Gwenton Sloley tells Andrew Chilvers about gang culture and the shocking increase in radicalisation of vulnerable young men in prison.
“I’m often asked why vulnerable gang members are radicalised so easily when they’re in prison.
My reply is that to understand how young people are being radicalised in prison, you first have to understand about gangs; why teenagers join gangs and how gangs are evolving – and becoming more violent.
Every summer there’s a new breed of young person coming out of school; these kids are getting more dangerous each year. They believe the education system has let them down, even robbed them of their youth. They’ve got a lot to prove.
Add to this drug problems and mental health issues.
During their early years many of these young people spend their lives smoking skunk in their bedrooms and playing on computer games, which are based on murder and robbery; Grand Theft Auto and Black Ops, in particular.
The skunk they smoke is very, very strong, grown quickly to make money for the dealer. To give it strength, growers mix the weed with fibre glass, crack cocaine, heroin. Even battery acid.
So these young people are smoking very strong skunk and playing computer games killing people online – all day, every day. Consequently, we’ve seen a big rise in teenagers diagnosed with ADHD and different levels of autism. A lot of them won’t take the medication that’s prescribed and parents let them play these games to keep them quiet. To control them. Big mistake. And some of these kids are very young.
I’ve been to homes where nine year olds are killing people online. I have mothers asking me “what else can I do to control them? It’s the only thing that will keep him calm”.
So they kill people all day and have done this for much of their young lives. When they leave their homes their reality is based around these killing and robbing games, combined with a habit of consuming very strong skunk. They then take all this on to the street and into the gangs they join.
Throughout England and Wales young people from 11 years old are getting involved in gangs. But they can’t join these gangs and run the streets if they have nothing to offer. So these youngsters have to prove themselves to their peers by stabbing or robbing someone. Often members of other gangs. And because they’ve been playing these murder games all day, it’s easy to do the same on the streets. Not much difference. It’s already a reality for them.
By mid-teens these young people will eventually end up in some kind of institute or, later, prison, where they’re very vulnerable from day one. They’re probably already in the same space each day as people they’ve attacked and robbed in the past.
Their only real protection is to convert to Islam.
From the early 21st Century, everyone knew, including me, that when they went to prison they’d tell everyone they’re a muslim. People convert for protection and friendship; it takes their mind off pressures and stresses that are going on around them. With Islam, the support network is already set up. For someone in prison, there are a lot of positive things that come with converting to Islam.
When I first went into prison in the early 2000s, everyone else had already converted to Islam and I was the last one that hadn’t converted. On the Friday afternoon all the people I saw as friends and respected attended the mosque, while I was left outside. So after a while I converted to Islam.
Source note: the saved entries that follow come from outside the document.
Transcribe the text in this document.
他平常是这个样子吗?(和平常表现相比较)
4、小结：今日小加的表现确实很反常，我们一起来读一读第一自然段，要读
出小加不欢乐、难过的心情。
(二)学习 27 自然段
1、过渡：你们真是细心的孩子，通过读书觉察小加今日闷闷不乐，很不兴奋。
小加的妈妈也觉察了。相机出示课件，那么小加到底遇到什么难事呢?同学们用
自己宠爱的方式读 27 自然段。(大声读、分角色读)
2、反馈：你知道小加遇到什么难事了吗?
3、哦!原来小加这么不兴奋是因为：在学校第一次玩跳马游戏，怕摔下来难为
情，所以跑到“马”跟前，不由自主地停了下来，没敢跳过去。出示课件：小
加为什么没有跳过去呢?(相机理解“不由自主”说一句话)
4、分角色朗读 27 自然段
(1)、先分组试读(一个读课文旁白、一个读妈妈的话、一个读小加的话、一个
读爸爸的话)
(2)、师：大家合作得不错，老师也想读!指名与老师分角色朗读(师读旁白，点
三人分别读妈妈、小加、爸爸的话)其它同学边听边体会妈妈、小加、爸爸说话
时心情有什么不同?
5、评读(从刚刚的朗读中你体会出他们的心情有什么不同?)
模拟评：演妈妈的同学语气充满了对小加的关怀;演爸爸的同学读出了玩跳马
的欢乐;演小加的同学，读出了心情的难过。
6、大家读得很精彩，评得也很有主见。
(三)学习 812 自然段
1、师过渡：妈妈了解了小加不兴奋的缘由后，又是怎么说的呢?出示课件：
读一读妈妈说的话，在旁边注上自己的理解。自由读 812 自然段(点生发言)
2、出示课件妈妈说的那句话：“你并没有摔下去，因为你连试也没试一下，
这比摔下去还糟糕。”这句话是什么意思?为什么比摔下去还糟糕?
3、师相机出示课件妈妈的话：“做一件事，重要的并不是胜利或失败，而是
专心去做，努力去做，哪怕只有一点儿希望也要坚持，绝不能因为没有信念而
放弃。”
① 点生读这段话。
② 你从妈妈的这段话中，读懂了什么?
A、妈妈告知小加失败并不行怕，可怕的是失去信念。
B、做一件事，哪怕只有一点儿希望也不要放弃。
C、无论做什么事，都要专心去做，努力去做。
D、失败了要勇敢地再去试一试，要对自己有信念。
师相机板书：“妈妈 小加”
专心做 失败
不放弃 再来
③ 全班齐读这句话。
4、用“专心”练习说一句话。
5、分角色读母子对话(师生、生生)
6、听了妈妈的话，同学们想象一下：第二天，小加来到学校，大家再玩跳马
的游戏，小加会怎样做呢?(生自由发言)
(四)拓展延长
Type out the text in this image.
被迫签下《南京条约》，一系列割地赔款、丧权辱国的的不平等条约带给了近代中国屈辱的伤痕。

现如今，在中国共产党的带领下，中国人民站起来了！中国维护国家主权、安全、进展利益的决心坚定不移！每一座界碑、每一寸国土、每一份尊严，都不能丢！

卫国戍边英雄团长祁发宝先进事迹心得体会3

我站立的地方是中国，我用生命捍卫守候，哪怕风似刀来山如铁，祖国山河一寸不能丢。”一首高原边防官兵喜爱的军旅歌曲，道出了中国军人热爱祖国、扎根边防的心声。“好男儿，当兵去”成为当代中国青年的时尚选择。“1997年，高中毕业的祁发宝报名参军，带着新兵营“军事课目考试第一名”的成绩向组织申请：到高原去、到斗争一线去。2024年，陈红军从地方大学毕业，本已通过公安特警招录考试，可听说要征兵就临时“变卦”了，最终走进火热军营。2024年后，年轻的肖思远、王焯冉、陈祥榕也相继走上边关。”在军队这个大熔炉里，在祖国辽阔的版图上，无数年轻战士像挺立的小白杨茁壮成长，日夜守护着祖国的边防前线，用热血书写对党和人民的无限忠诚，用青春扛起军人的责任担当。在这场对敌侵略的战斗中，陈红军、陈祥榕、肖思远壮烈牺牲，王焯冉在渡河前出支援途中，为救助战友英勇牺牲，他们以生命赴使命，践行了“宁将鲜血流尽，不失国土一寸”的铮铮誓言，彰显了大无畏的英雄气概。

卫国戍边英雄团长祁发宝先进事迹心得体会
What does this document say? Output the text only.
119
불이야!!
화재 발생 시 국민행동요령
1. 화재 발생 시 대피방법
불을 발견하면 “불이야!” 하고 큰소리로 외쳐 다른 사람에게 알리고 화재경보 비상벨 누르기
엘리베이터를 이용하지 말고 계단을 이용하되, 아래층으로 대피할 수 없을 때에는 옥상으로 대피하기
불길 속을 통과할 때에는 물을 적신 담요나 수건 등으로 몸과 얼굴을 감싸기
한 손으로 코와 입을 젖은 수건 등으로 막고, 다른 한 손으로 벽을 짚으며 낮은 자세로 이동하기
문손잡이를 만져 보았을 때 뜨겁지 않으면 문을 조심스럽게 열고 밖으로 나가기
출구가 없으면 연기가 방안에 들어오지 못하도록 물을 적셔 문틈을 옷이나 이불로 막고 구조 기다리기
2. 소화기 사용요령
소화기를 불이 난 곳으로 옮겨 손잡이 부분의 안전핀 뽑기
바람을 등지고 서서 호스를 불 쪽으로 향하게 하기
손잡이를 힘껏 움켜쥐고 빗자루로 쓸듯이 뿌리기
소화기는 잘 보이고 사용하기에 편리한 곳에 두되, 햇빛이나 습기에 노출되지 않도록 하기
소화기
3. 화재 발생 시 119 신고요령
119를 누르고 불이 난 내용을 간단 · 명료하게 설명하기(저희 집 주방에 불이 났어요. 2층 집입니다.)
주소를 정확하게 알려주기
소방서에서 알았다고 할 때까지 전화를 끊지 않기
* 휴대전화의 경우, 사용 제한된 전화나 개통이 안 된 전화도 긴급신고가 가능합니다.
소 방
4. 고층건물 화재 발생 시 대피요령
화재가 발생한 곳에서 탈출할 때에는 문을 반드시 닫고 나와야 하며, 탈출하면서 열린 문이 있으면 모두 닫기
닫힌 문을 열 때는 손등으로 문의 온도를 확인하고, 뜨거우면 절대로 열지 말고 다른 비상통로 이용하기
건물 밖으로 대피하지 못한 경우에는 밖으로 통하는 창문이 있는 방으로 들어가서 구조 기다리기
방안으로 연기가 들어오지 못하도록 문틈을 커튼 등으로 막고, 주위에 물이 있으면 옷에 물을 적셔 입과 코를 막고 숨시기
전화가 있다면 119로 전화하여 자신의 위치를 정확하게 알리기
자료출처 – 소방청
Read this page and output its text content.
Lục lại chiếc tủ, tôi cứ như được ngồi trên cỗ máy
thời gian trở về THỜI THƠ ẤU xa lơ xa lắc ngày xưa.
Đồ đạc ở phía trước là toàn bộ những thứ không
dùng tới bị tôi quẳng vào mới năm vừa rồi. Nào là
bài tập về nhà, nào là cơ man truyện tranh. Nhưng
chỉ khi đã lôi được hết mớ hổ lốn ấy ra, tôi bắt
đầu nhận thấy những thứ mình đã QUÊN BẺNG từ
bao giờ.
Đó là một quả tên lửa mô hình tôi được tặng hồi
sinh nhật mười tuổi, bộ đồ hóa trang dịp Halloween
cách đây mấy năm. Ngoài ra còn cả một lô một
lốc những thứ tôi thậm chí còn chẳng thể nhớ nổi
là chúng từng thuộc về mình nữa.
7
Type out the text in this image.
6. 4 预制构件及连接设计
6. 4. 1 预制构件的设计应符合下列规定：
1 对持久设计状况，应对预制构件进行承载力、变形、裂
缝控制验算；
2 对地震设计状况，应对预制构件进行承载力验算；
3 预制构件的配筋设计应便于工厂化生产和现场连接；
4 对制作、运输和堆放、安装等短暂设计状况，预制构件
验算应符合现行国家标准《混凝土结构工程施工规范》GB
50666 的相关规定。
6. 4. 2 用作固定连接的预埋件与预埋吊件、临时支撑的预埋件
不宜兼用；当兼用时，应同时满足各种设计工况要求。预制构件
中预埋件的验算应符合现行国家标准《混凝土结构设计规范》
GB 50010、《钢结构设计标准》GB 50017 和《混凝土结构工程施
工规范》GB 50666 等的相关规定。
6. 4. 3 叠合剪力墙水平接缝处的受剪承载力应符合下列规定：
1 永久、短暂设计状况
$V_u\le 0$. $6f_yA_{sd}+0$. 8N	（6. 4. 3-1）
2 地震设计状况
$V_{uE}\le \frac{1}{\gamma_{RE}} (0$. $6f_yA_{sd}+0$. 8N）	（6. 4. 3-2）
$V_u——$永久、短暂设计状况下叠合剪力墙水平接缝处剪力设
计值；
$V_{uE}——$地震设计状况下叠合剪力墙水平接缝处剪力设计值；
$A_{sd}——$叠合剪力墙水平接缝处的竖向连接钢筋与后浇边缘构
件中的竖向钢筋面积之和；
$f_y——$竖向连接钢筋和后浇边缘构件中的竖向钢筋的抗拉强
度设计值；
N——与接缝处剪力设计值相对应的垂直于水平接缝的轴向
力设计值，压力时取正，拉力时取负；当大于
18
It was a good feeling. A lot of support came from it and it made prison life better. For people who are in for a long stretch, conversion is a salvation. The only thing helping them cope, keeping them safe and giving them respect is Islam.
Nevertheless, at the same time you have particularly vulnerable gang members who have mental health issues, which is often a result of smoking skunk and playing on those killing games in their bedrooms.
If the wrong person gets hold of them in prison and teaches them a radically different version of Islam than the normal scriptures, you see a massive change in that person.
When I was inside I knew a young man who was quiet, studious and read books all the time. The prison officers were terrified of him. I couldn’t work out why the officers were so scared of him. Later I found out that he had become a terrorist when he left prison, traveling the country radicalising young people. His name was Jermaine Grant and he had been radicalised by the shoe bomber, Richard Reid.
What hasn’t been looked at properly are the vulnerabilities of these young people in prison, particularly around mental illness. There are no good statistics on any of this – about the number of gang members who have converted and since gone to Syria, Iraq, Libya. If there’s a vulnerable person who was prepared to kill someone on the street to impress the gang, imagine what that person will do for God. And a lot of them are prepared to die because they’re told they’ll be rewarded when they’re dead. They don’t mind dying.
This is where you see radicalisation coming in; people bringing in their gang mentality when disseminating the scriptures. Using that to brainwash others.
Radicalisation is the same as gang mentalities; contract killings, stabbings, robbings. There’s no difference between radicalisation and carrying out contract killings. Between killing in a gang and killing in a computer game. It’s all linked and it’s all about being brain washed.
No one is monitoring any of this. These young people go in as gang members having spent their lives killing online and on the streets and the system then loses track of them when they convert. At least 75% or more of gang members are being radicalised in prison. I work up and down the country and as soon as I walk into the prisons I’m told that the majority of these people have converted.
How do we resolve this? I believe we need to use a matrix system for people converting in prison. This system is well known, used by the police and can be easily used in prisons. Until there’s a system of tracking these people, we will never know who these vulnerable young people are associating with in prison, who they’re spending their time with and where they go after they’re released. There are no records and this has to change if we’re to understand how to combat the radicalisation of young people in prison.”